1925 A. S. M. Hutchinson One Increasing Purpose iii. xv, Not a fit man..but a gone-soft and nerve-wracked man. 1960 Times 13 Jan. 13/6 The mammalian predators of the rabbit: fox, badger, stoat, weasel, tame and gone-wild cats.

    4. Very inspired or excited; ‘out of this world’; extremely satisfying; excellent; esp. in phr. real gone. slang (orig. U.S. jazz musicians').

1946 Mezzrow & Wolfe Really Blues 374/1 Gone, out of this world, superlative. Gone with it, really inspired, completely in control of the situation. 1948 Jazz Jrnl. Aug. 2 (heading) Real gone gal—the history of Nellie Lutcher. 1957 J. Kerouac On Road (1958) i. xi. 60, I have found the gonest little girl in the world. 1958 Sunday Mail (Glasgow) 10 Feb. 11 Gone—the best, in the top rung, the coolest. 1959 Spectator 1 May 613/2 Snapping his fingers in a very gone fashion to the beat. 1959 News Chron. 14 Oct. 8/6 The jazz-loving ‘hep-cat’ who claims that the music ‘sends’ him until he is ‘gone’. 1967 L. J. Brown Cat who ate Danish Modern xvi. 141 This is a real gone pad..it's what the clients expect.

    5. Used absol. as n. Those who are dead.
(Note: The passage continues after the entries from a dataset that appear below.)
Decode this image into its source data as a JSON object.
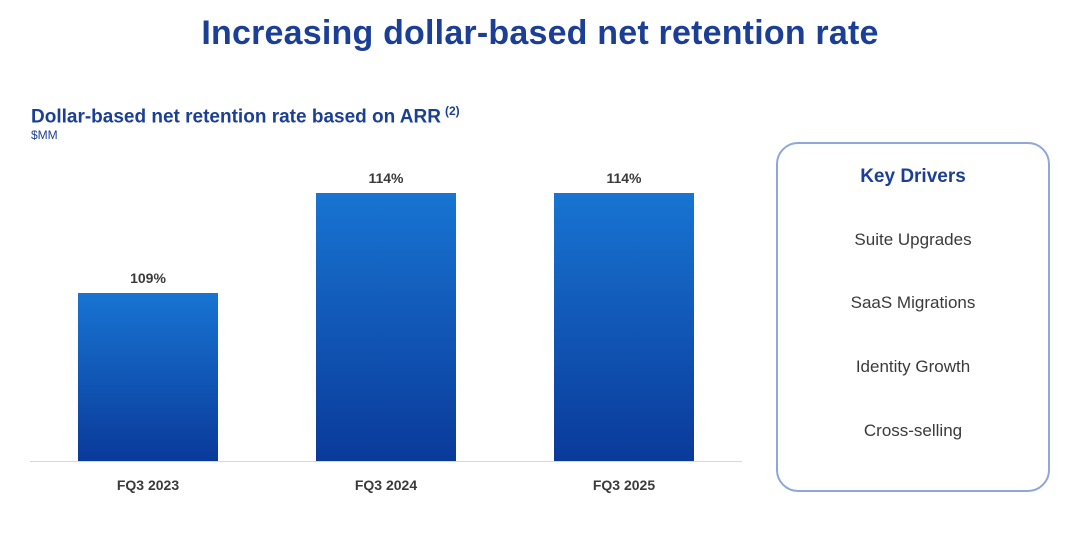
{
  "page": {
    "title": "Increasing dollar-based net retention rate"
  },
  "chart_data": {
    "type": "bar",
    "title": "Dollar-based net retention rate based on ARR",
    "title_footnote": "(2)",
    "unit": "$MM",
    "categories": [
      "FQ3 2023",
      "FQ3 2024",
      "FQ3 2025"
    ],
    "values": [
      109,
      114,
      114
    ],
    "data_labels": [
      "109%",
      "114%",
      "114%"
    ],
    "grid": false,
    "legend": "none",
    "colors": {
      "bar_top": "#1874d2",
      "bar_bottom": "#0a3a9a",
      "label": "#3a3a3a",
      "axis": "#d8d8d8"
    }
  },
  "key_drivers": {
    "heading": "Key Drivers",
    "items": [
      "Suite Upgrades",
      "SaaS Migrations",
      "Identity Growth",
      "Cross-selling"
    ]
  },
  "colors": {
    "brand": "#1c3f96",
    "box_border": "#8ea6d8"
  }
}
1908 Daily Chron. 13 May 3/3 Unconscious imitations of Browning and others of the great and the gone. 1914 Hardy Satires of Circumstance 52 The speakers, sundry phantoms of the gone.

    Hence ˈgoner slang, one who is dead or undone; something which is doomed or ended.

1850 ‘Dow, Jr.’ in Sunday Mercury (N.Y.) 6 Jan. 2/6 Last Monday..the old year was not quite a goner. 1854 M. J. Holmes Tempest & Sunshine v. 211 I'd soon give you up as a goner. 1857 Thoreau Maine W. (1894) 365 He exclaimed, ‘She is a goner!’..There, to be sure, she lay perfectly dead. 1891 N. Gould Double Event 261 Make a noise, or follow me, and you're a goner. 1930 ‘E. Bramah’ Little Flutter xiii. 153 If it failed he was—if one may be permitted the word in the excitement of the moment—a ‘goner’. 1933 Boys' Mag. XLVII. 124/2 When I found the car burnt out I thought you were a ‘goner’. 1945 Auden For Time Being 12 Rome will be a goner.

II. gone
    variant of gane v., Obs., to gape; variant of gan pa. tense of gin v., to begin; obs. form of gun.